THE Private Voluntary Organisations Bill (PVO) is likely to undermine election observation should it be enacted into law, as it seeks to clamp down on independent entities that have been playing an important role in election monitoring, civil society bodies have said.
Zimbabwe is pressing on with the controversial PVO Bill, which critics say seeks to criminalise the operations of non-governmental organisations.
The PVO Bill is passing through the National Assembly, and the minister of Public Service, Labour and Social Welfare, Paul Mavima, has published a long list of amendments to the Bill which he proposes to move when it reaches committee stage. The Bill is now in Senate.

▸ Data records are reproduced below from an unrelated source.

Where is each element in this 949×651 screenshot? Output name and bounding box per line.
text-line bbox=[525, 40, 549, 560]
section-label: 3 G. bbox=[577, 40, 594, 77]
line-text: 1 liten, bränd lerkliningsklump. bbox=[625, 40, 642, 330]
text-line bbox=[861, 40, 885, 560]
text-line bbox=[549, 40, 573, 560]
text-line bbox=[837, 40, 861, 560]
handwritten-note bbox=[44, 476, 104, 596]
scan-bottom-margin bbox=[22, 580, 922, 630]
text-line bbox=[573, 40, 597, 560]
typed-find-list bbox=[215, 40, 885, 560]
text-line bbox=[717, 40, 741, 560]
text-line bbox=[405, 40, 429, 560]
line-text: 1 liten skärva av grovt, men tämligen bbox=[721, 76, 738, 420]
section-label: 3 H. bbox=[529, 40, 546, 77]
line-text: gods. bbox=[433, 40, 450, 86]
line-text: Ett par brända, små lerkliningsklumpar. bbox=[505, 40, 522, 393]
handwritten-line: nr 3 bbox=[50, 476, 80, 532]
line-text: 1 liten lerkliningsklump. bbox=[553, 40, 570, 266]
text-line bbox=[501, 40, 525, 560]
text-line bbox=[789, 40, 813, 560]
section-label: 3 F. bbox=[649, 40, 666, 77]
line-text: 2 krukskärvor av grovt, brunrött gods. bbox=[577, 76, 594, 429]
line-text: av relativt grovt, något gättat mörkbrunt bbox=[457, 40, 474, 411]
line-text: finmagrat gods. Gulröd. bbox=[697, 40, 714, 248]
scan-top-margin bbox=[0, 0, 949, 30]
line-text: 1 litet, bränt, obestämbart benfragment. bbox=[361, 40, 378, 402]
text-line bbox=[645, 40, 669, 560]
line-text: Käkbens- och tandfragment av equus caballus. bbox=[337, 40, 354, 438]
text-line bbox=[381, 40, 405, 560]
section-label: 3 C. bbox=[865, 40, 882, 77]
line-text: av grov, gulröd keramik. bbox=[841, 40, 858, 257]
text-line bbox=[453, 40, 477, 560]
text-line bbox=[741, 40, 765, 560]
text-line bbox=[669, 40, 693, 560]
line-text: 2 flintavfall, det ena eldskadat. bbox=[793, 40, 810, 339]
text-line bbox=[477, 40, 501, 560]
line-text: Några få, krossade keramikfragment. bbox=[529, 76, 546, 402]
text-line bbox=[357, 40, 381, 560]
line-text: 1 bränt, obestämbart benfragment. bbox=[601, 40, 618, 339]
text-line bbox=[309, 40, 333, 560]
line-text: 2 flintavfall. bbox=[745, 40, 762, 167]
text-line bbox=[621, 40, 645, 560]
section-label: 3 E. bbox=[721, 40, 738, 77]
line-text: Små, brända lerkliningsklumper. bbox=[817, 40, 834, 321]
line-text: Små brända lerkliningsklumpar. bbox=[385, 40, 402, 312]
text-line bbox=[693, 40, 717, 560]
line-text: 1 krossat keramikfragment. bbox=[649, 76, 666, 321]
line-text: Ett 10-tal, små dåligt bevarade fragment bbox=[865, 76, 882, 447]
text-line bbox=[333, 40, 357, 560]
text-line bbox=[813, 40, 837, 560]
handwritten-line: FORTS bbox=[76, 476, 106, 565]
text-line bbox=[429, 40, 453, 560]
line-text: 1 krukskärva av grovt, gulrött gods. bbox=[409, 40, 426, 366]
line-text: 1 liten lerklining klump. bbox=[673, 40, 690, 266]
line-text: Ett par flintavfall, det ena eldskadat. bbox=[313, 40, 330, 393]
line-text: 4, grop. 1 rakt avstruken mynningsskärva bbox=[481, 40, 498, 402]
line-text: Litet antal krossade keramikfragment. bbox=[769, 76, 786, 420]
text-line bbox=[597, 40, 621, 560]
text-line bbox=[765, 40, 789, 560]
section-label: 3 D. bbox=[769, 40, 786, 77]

The opposition Citizens’ Coalition for Change (CCC) says the proposed law is likely to distort the electoral monitoring process as it will muzzle organisations that have been pointing out malpractices which include violence, among others.
“It is going to limit government scrutiny in the democratic processes. In elections, we have had big civil society organisations that have been speaking out against election malpractices.
“What it means is that these organisations have been speaking in terms of human rights abuses and manipulation of elections whilst protecting the civic rights of the people. As a result, we are targeted by this Bill, and when it comes to elections, they are likely to be
denied the opportunity to be accredited as observers,” Ellen Shiriyedenga, CCC deputy secretary for elections, told The NewsHawks.
Shiriyedenga said there is likely to be a crushing of dissenting voices in the absence of civil society which has been playing an oversight role.
“I have an example of organisations that have been denied the right to observe by-elections and also voter registration without any meaningful justification from the Zimbabwe Electoral Commission (Zec). This is more of a situation of the state ensuring that there is no scrutiny, and clamping down on dissenting voices,” she said.
The commission has since 2018 been refusing to give independent think-tanks the voters’ roll, despite a court order to that effect.
In independent think-tank, the Election Resource Centre (ERC), says it hopes to be registered to observe the 2023 elections.
“We do not believe we will be de-registered, so in that regard we will be able to observe elections. However, we are simply worried by the overarching interest to overly regulate organisations using the PVO Bill.
“There are no major issues coming from organisations that have been working independently. If probably there are issues, the government should be in a position to flag wrongdoing by the involved organisations, so that the defects can be ironed out,” said Solomon Bobosibunu, the ERC programmes manager.
He said there is no justification for enacting the PVO Bill as Zimbabwe has not been notorious for money laundering and financing of terrorist activity.
“Of course, preventative measures are important, but they ought to have been justified, reasonable and fair. As far as election observation is concerned, we are hopeful to be observing the next elections,” Bobosibunu said.
Zimbabwe is yet to comply with electoral reform recommendations made by the European Union Election Observer Mission after the contentious 2018 polls.
The EU follow-up delegation, which was in the country four months ago, said progress on the implementation of reforms has been limited, with the majority of the priority ones yet to be addressed.
Without the necessary reforms, political players say the country is likely to have another disputed election, should the PVO Bill be enacted into law.